Marcelo Gallardo: un muñeco con el arte del titiritero

Marcelo Gallardo: un muñeco con el arte del titiritero

Por Alberto Cantore
Se fue en silencio, sin despedirse. En un día triste, hace cuatro años y medio, sentado en el banco de suplentes del Monumental, con una goleada en la mochila frente a Tigre, emprendió el segundo exilio forzado de River, su casa. Muchas veces, en las noches de insomnio, dibujó en su mente el regreso. Entendió que sería desde otro lugar, porque a la carrera de futbolista le quedaba poco. Uruguay, más precisamente Nacional, lo abrazó para que se retire como jugador, en junio de 2011, pero también lo lanzó como director técnico, días más tarde. Un uruguayo, ex compañero de andanzas en Núñez en los días dorados, le propuso la vuelta. Fue hace apenas seis meses, cuando el portazo de Ramón Díaz parecía hacer temblar la estructura del presidente Rodolfo D’Onofrio, que el nombre de Marcelo Gallardo recobró brillo. Enzo Francescoli admitió que en los días de pantalones cortos no le veía pasta de entrenador al Muñeco, aunque con el paso de los años, un par de charlas y varias referencias, cambiaron el diagnóstico. “Era su momento”, confesó el ahora manager del club a la nacion. Y agregó: “El mérito es todo de él”. Vaya que sí: en River, Gallardo el único que ganó un título internacional como jugador (Copa Libertadores 96 y Supercopa 97) y como DT.

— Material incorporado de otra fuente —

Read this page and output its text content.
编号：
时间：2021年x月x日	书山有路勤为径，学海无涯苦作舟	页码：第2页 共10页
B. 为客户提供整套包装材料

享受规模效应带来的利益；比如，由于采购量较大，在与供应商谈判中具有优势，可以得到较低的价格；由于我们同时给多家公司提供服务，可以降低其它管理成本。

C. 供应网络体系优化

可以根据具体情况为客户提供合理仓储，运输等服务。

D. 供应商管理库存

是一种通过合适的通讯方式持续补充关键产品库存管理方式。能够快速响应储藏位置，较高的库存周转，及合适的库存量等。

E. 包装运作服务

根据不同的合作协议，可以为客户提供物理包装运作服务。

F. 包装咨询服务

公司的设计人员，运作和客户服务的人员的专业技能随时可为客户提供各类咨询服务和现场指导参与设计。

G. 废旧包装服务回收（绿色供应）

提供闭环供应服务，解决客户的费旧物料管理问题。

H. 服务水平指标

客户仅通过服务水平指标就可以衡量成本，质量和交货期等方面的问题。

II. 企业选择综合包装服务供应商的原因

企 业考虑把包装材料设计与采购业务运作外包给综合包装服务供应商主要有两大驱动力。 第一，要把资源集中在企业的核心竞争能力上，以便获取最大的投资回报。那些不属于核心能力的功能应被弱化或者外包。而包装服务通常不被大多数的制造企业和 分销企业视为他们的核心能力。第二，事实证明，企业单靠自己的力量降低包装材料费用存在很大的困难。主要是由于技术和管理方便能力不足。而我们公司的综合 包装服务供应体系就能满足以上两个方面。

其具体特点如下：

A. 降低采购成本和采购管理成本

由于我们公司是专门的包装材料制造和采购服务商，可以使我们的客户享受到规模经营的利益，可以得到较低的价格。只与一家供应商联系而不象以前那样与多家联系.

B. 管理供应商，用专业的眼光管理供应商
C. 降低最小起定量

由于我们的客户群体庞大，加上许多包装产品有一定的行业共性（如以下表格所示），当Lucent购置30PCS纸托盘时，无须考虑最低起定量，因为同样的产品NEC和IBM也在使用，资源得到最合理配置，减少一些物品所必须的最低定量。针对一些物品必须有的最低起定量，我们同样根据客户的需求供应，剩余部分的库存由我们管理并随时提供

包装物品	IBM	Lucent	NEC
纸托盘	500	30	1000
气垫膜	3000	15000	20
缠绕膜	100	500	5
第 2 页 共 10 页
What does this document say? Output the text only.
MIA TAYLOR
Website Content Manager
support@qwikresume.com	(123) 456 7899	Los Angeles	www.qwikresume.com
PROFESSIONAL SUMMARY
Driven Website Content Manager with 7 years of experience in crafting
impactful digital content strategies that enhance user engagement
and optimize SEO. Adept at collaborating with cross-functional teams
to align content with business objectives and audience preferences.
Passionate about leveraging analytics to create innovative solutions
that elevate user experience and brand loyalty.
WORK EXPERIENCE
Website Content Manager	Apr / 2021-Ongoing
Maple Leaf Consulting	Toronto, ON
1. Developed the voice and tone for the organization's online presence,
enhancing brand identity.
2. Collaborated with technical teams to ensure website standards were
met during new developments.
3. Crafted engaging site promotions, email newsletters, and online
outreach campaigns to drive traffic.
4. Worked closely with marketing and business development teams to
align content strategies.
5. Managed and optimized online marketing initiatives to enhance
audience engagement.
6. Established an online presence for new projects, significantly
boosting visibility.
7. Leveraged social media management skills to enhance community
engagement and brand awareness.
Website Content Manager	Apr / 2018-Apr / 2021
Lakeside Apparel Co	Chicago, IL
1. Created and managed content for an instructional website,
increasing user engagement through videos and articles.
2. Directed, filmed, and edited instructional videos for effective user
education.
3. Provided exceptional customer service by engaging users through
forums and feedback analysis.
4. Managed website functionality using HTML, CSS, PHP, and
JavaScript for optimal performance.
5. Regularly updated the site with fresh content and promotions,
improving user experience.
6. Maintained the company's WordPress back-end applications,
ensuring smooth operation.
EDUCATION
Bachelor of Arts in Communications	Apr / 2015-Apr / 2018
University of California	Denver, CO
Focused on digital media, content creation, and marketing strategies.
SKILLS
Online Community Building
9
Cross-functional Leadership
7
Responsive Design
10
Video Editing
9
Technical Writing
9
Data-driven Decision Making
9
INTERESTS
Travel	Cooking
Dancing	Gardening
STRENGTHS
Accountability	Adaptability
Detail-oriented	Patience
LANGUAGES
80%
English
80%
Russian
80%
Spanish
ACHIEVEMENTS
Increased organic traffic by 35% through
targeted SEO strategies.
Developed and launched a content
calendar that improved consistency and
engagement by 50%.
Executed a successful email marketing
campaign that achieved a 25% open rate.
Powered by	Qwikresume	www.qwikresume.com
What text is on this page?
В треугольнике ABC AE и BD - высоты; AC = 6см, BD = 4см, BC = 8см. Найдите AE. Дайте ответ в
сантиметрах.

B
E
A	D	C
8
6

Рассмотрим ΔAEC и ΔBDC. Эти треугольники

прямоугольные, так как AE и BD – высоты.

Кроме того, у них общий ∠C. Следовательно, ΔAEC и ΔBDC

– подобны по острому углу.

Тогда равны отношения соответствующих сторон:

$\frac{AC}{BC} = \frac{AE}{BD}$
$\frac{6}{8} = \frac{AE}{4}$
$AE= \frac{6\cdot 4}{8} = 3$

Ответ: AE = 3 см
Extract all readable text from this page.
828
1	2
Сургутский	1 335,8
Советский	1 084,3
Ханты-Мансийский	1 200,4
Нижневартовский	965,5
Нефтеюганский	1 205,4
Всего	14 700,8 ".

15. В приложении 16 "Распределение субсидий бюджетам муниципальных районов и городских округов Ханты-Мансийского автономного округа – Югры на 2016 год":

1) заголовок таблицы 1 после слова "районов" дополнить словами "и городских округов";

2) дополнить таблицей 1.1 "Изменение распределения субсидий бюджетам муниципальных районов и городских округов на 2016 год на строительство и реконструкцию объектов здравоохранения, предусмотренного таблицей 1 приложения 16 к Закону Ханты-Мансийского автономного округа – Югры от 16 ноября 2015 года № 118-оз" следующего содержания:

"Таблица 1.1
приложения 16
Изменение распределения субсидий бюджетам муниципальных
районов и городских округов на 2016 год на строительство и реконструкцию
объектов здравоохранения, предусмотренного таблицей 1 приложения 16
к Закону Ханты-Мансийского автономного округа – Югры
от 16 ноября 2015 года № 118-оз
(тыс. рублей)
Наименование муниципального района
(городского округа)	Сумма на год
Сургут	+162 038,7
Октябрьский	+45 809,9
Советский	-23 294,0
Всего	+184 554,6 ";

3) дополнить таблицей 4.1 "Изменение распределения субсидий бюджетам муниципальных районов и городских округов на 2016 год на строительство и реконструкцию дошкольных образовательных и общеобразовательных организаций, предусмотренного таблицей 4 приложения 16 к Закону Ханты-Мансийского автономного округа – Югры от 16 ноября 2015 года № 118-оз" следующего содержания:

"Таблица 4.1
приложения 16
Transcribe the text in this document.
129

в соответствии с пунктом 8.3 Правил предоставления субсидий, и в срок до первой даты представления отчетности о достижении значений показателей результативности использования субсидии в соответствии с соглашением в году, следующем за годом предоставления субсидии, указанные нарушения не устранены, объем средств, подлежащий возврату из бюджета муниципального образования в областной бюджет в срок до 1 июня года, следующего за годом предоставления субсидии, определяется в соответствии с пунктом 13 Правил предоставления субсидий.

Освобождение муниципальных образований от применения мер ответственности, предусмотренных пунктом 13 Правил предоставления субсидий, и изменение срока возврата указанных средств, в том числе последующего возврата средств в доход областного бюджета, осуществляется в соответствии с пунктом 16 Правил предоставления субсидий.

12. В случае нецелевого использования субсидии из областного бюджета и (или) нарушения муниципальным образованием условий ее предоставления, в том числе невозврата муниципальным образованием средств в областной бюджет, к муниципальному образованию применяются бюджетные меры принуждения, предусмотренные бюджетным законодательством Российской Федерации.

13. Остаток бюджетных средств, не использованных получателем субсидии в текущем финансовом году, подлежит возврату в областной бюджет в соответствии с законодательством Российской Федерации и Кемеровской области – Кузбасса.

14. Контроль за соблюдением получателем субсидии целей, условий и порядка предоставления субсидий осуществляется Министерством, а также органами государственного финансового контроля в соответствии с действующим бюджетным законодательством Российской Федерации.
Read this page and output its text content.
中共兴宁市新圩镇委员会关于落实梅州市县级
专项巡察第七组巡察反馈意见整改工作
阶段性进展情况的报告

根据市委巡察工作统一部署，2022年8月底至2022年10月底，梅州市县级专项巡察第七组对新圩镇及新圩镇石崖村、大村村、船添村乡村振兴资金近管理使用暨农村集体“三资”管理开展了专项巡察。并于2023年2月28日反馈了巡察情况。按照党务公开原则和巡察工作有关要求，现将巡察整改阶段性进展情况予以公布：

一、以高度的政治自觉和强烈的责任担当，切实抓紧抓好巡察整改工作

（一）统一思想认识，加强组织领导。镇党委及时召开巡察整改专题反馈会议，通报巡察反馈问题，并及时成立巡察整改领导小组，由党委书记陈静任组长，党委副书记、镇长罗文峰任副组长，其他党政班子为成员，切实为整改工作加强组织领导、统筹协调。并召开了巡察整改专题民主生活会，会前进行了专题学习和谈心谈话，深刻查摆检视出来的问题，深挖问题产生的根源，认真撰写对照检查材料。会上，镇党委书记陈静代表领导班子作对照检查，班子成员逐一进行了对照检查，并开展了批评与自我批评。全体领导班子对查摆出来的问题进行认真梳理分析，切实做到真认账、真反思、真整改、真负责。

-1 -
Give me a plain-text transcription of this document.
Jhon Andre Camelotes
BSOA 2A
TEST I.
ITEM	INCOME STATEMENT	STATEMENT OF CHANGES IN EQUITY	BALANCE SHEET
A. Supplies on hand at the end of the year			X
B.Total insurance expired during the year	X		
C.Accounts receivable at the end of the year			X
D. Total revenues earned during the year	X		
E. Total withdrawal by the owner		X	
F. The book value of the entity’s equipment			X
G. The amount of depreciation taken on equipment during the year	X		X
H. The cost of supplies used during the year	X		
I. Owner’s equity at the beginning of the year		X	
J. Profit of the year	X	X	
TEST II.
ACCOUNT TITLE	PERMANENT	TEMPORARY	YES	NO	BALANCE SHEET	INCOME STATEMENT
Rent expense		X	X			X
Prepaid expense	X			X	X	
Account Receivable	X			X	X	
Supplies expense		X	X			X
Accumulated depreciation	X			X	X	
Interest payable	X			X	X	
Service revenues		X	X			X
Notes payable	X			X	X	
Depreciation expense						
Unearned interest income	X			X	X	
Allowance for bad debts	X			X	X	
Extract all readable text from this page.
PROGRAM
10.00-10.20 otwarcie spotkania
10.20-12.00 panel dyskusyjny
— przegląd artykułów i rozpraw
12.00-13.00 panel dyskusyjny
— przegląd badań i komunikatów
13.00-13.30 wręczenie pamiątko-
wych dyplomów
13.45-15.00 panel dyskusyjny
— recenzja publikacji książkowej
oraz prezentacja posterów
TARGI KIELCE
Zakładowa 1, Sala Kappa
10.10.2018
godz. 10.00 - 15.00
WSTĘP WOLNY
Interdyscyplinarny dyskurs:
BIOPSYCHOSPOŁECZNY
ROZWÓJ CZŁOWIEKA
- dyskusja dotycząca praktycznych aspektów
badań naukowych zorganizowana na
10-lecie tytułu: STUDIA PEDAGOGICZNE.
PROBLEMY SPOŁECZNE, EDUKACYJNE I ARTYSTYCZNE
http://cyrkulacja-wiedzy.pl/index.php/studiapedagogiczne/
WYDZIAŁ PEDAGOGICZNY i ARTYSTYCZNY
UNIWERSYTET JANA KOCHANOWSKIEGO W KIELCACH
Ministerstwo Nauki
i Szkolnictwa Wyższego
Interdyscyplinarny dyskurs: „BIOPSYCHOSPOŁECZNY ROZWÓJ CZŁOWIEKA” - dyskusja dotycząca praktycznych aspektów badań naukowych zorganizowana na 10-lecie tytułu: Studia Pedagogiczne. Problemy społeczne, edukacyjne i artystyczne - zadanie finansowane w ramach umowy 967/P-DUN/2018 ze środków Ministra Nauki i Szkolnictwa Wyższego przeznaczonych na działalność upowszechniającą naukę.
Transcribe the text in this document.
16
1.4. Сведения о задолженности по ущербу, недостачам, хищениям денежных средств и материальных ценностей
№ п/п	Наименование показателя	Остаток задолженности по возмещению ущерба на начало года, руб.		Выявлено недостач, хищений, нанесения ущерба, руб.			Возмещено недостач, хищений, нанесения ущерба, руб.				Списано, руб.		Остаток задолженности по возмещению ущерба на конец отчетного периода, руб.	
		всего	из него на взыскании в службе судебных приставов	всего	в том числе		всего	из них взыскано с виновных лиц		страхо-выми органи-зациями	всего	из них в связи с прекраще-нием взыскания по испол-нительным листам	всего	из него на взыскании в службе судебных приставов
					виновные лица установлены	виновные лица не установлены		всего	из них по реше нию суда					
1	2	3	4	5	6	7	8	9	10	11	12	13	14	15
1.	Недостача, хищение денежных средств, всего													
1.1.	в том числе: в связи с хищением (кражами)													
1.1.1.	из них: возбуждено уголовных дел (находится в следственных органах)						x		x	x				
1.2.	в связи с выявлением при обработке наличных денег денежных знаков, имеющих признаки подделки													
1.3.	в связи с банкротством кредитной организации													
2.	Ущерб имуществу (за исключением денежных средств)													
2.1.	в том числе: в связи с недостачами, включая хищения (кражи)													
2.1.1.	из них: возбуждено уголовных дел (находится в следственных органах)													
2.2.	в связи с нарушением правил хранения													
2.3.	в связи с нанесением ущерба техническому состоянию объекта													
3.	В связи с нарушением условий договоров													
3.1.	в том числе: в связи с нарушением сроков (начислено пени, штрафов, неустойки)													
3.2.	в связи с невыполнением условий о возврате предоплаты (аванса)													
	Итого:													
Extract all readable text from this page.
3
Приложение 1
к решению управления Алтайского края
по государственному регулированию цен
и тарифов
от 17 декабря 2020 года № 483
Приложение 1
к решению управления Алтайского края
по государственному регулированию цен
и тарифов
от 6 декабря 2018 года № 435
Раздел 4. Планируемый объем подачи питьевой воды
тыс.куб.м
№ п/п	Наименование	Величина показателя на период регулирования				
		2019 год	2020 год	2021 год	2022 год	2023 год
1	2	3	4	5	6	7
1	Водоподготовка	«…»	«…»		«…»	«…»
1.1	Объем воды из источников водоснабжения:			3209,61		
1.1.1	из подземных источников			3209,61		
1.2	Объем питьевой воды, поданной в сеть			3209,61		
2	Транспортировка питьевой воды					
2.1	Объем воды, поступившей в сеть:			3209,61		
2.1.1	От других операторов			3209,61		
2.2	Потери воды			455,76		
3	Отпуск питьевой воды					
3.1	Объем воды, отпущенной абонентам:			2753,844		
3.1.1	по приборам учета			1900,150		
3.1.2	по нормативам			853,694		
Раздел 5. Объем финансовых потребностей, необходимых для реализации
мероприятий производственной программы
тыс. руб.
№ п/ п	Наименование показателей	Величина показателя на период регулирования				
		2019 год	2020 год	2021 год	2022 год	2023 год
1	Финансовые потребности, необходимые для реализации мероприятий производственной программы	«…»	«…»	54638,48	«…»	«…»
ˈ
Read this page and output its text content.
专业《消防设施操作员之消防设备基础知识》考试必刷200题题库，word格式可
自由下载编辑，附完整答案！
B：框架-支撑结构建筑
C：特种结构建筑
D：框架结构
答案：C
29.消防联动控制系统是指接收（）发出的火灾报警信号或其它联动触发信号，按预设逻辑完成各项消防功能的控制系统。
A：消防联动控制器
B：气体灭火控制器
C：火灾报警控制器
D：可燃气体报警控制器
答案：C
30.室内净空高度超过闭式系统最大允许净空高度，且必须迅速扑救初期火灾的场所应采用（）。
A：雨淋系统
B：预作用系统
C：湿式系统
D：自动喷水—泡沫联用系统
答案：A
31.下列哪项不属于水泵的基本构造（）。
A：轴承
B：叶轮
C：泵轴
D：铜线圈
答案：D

Hay veces que para saborear las burbujas hay que saber de sinsabores, enojos, charlas sin preámbulos. Hoy River es alegría y detrás del logro está la mano del Generalito, ese muchacho que se forjó en el club y que le devolvió a los hinchas el gusto por el buen juego, además de las victorias. No fue sencillo el recorrido, por más que los números del semestre hablen de contundencia, de protagonismo también en el torneo, que se definirá el domingo. “Intentaremos ganar todo lo que juguemos, porque lo marca la historia del club. Pero tenemos un plantel corto”, era el mensaje de iniciación, a la vuelta de la pretemporada en Sunrise, cuando empezó a seducir con el mensaje y la propuesta; también la época en la que tuvo que encerrarse y hablar con jugadores para despabilarlos o explicarles que si no cambiaban el chip las posibilidades se les recortaban.
El comienzo arrollador hizo todo más sencillo, pero Gallardo no se olvida de las charlas con Kranevitter, que estaba en tan bajo nivel y sin resolver el futuro que, a pesar de ser su Nº 5 predilecto, arrancó como suplente de Ponzio; del trabajo para recuperar a Carlos Sánchez, que estuvo dos meses inactivo, desde que terminó el préstamo en Puebla, y que muy poco tenía de la dinámica que muestra ahora; del convencimiento a los dirigentes de que Pisculichi era el futbolista que tenía la capacidad para manejar los hilos del equipo; también de los mensajes a Rojas, que debía sumar sacrificio y despliegue, y ser más directo en ataque; de plantarse frente a Teo Gutiérrez y exigirle que decida si prefería quedarse o cambiar de aire, tras el Mundial, así podía planificar el futuro; de la conversación hace 45 días con Cavenaghi, un referente que entraba en la etapa final de una lesión, pero que tenía que afinar el físico si quería jugar?
De los empates del comienzo a la seguidilla de éxitos, de las dudas a las confirmaciones. Cuando vislumbró que el grupo asimiló la idea y se dio cuenta de que podía ejecutarla, el equipo ya estaba montado sobre la cresta de la ola. Y cuando llegó el momento de elegir, esperó hasta que aparecieron las señales de una situación de peligro. “La lesión de Maidana, con Boca, en el primer partido de la Copa, me hizo sentir que el equipo estaba al límite. Si repetía la formación con Racing (con una alineación alternativa cayó 1-0 y dejó el liderazgo a manos de la Academia) corría el riesgo de que se lesionaran varios jugadores más”, confesaba en Medellín.
Siempre miró hacia delante. Por eso le quitó trascendencia a los récords, a la oportunidad de saldar viejas cuentas como jugador, como un triunfo internacional ante Boca, o la frustración de no levantar esta misma Copa, frente a Cienciano, en 2003. Por eso trató de hacerse fuerte en el peor momento: la muerte de su madre, Ana María, de 55 años, antes del desquite con los xeneizes. En la noche mágica del Monumental, con el abrazo con su hijo, Nahuel, alcanzapelotas y zaguero en las inferiores, los recuerdos pasaron como una película frente a sus ojos: el debut, las ocho vueltas olímpicas como jugador, las partidas, los conflictos, los regresos? el primer título como técnico de River. Y se quebró al recordar a su mamá en la dedicatoria. Porque los hombres también lloran.